LEVELS OF ANALYSIS USED BY LEADERSHIP THEORIES ONTOLOGY AND EPISTEMOLOGY
Ontology refers to our assumptions and beliefs about the nature of reality, while epistemology relates to how we gain, understand and communicate our knowledge about the ontological assumptions we have (Hatch & Cunliffe, 2006; Hunt, 1991). The ontological and epistemological stances that researchers, consciously or unconsciously, employ in their research influence the type of questions and hypothesis they will formulate about a phenomenon and the selection of methodology they will utilize to establish their answers. Hence, the perspective that different scholars have made about the ontology and epistemology of leadership might be an important factor to understand the assortment of leadership theories.
Hunt (1991) has organized the knowledge of leadership into six ontological/epistemological stances, in a continuum that range from more objective approaches to more subjectivist approaches (see Table 3 below). This continuum moves from a very static view of leadership, in which the relationship between the leader and follower is predetermined by particular patterns and principles that can be generalized and calculated, to more fluid understandings of the role of the leader, the follower and the environment in constructing and enacting this relationship.
Interestingly, there is not a fair distribution of leadership theories within this continuum. The majority of leadership theories could be classified as pertaining to the machine and/or organism categories. When Hunt (1991) published his book, all of the major leadership theories he analyzed fitted in these groups, and he stated that “the subjectivist leadership perspective largely have been neglected” (p. 51); this reality has not been drastically changed, although more subjective theoretical and empirical inquiries are becoming less uncommon (e.g. Barge, Fairhurst, 2008; Shamir, Dayan-Horesh & Adler, 2005).
More importantly, even Hunt’s (1991) ontological and epistemological portrayal of leadership knowledge contains an implicit ontology that he might not have realized at the time.

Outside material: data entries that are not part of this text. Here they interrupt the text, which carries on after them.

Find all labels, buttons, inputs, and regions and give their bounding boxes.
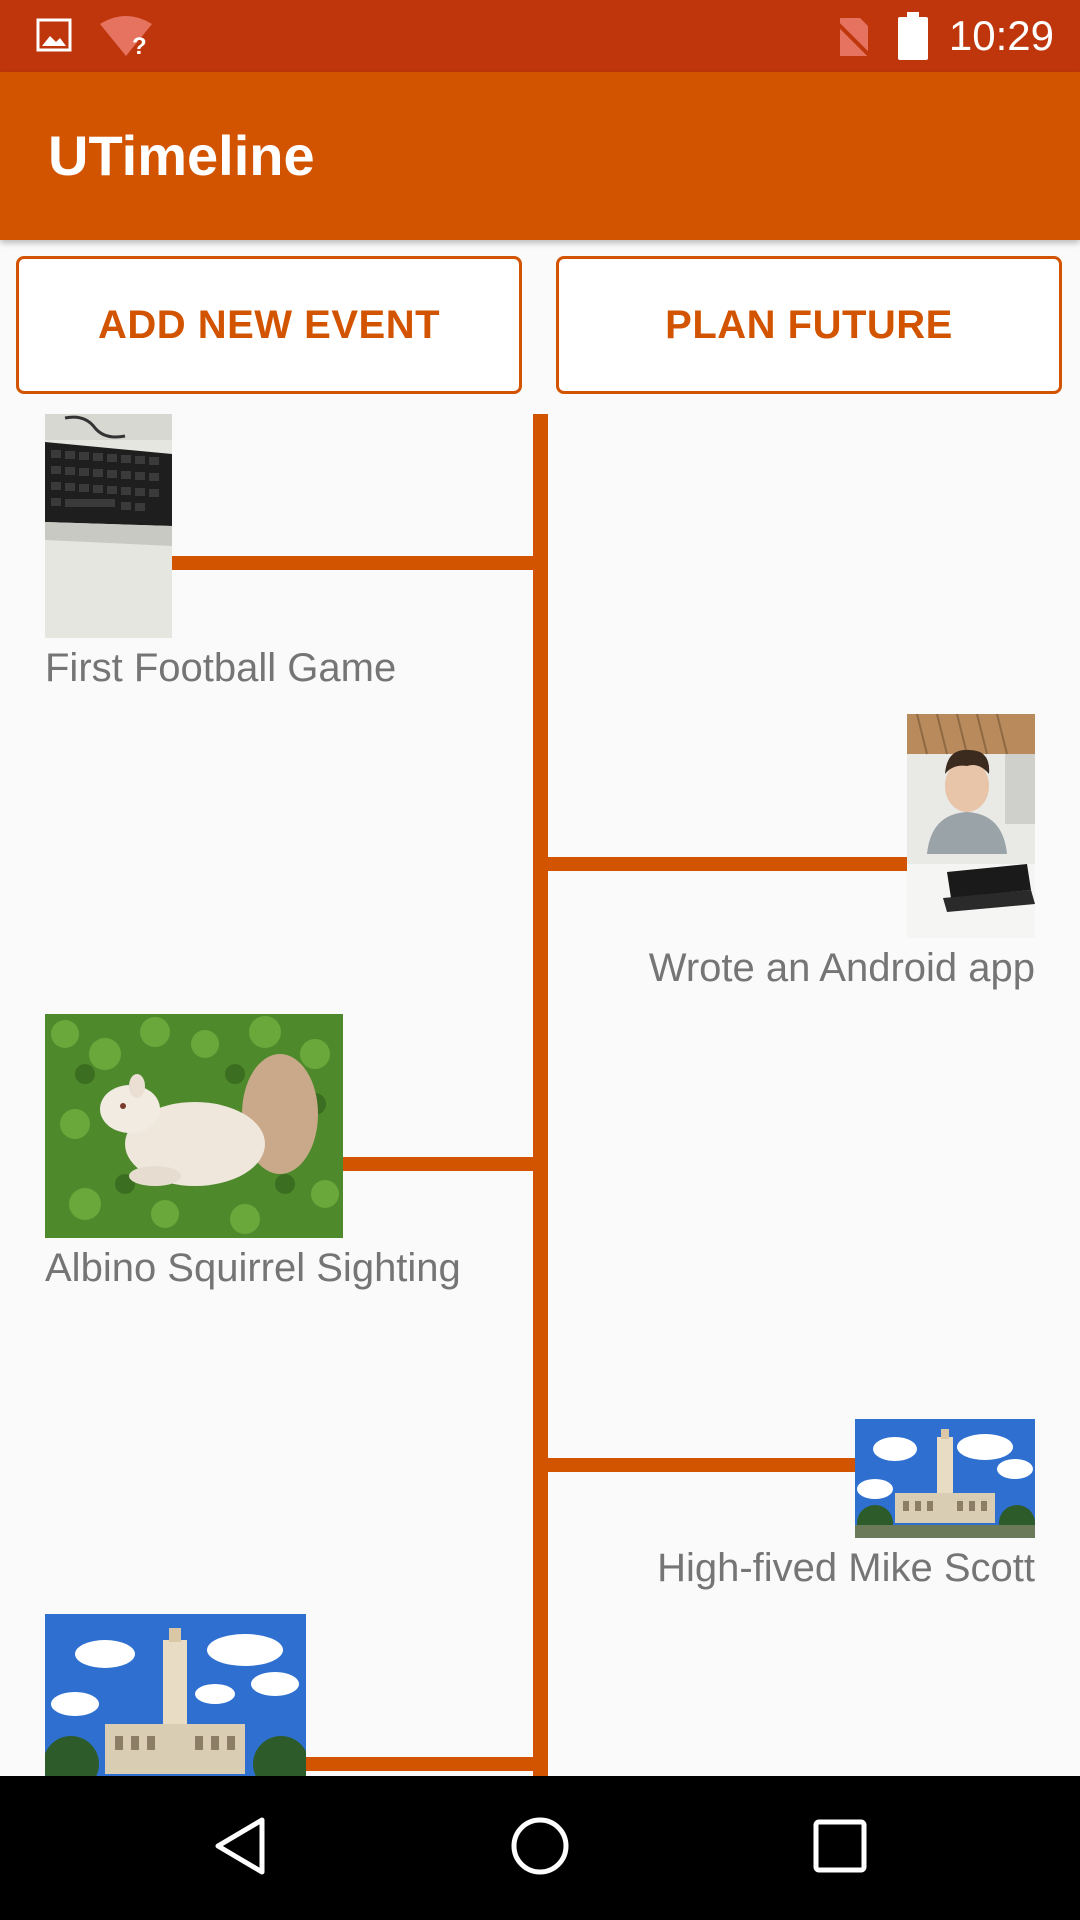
app-bar: UTimeline [0,72,1080,240]
add-new-event-button[interactable]: ADD NEW EVENT [16,256,522,394]
home-icon [510,1816,570,1881]
plan-future-button[interactable]: PLAN FUTURE [556,256,1062,394]
image-notification-icon [36,18,72,57]
event-photo-keyboard[interactable] [45,414,172,638]
timeline-connector [548,1458,855,1472]
timeline[interactable]: First Football Game Wrote an Android app [0,414,1080,1776]
wifi-unknown-icon: ? [98,14,154,63]
app-title: UTimeline [48,124,315,187]
back-icon [212,1816,268,1881]
back-button[interactable] [160,1776,320,1920]
event-caption[interactable]: High-fived Mike Scott [657,1544,1035,1592]
event-photo-tower[interactable] [855,1419,1035,1538]
timeline-connector [306,1757,534,1771]
status-bar: ? 10:29 [0,0,1080,72]
timeline-spine [533,414,548,1776]
event-photo-tower[interactable] [45,1614,306,1776]
event-caption[interactable]: First Football Game [45,644,396,692]
recents-button[interactable] [760,1776,920,1920]
timeline-connector [343,1157,534,1171]
recents-icon [813,1819,867,1878]
home-button[interactable] [460,1776,620,1920]
event-caption[interactable]: Albino Squirrel Sighting [45,1244,461,1292]
svg-text:?: ? [132,33,147,58]
battery-icon [898,12,928,65]
event-photo-squirrel[interactable] [45,1014,343,1238]
no-sim-icon [832,16,872,63]
event-caption[interactable]: Wrote an Android app [649,944,1035,992]
timeline-connector [172,556,534,570]
event-photo-laptop[interactable] [907,714,1035,938]
clock: 10:29 [948,12,1054,59]
timeline-connector [548,857,907,871]
navigation-bar [0,1776,1080,1920]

Drath and colleagues (2008) have argued recently that there is an underlying ontological commitment beneath the majority of leadership theories and models that in fact brings together the seemingly vast and fragmented leadership literature. This essential assumption indicates that leadership is composed by a tripod between three entities: leader (or leaders), followers, and a common objective shared by them. This ontology, which was named the tripod ontology, constitutes the basis of the majority of leadership theories (see Figure 4A). Different theories and definitions, which seem to focus on distinctive aspects of leadership, in fact, “arrange and rearrange the entities of the tripod in various ways” (Drath et al, 2008: 637).
This is not, however, the only way in which leadership can be conceptualized. Drath and colleagues (2008) suggest a new ontological assumption that they believe can assimilate recent theories of leadership (such as shared leadership, relational leadership and complexity leadership) that do not utilize the tripod ontology and can also promote novel insights about the phenomenon. This new ontology, which was named DAC ontology, is composed of three elements: direction, alignment and commitment (see Figure 4B). According to these authors, the DAC ontology has the capability of promoting more integration not only among leadership theories but also between theory and practice due to its focus on the long term outcomes produced by the collective attainment of direction, alignment and commitment, as outcomes are not restricted to a level of analysis and are more connected to the language and interests of practitioners.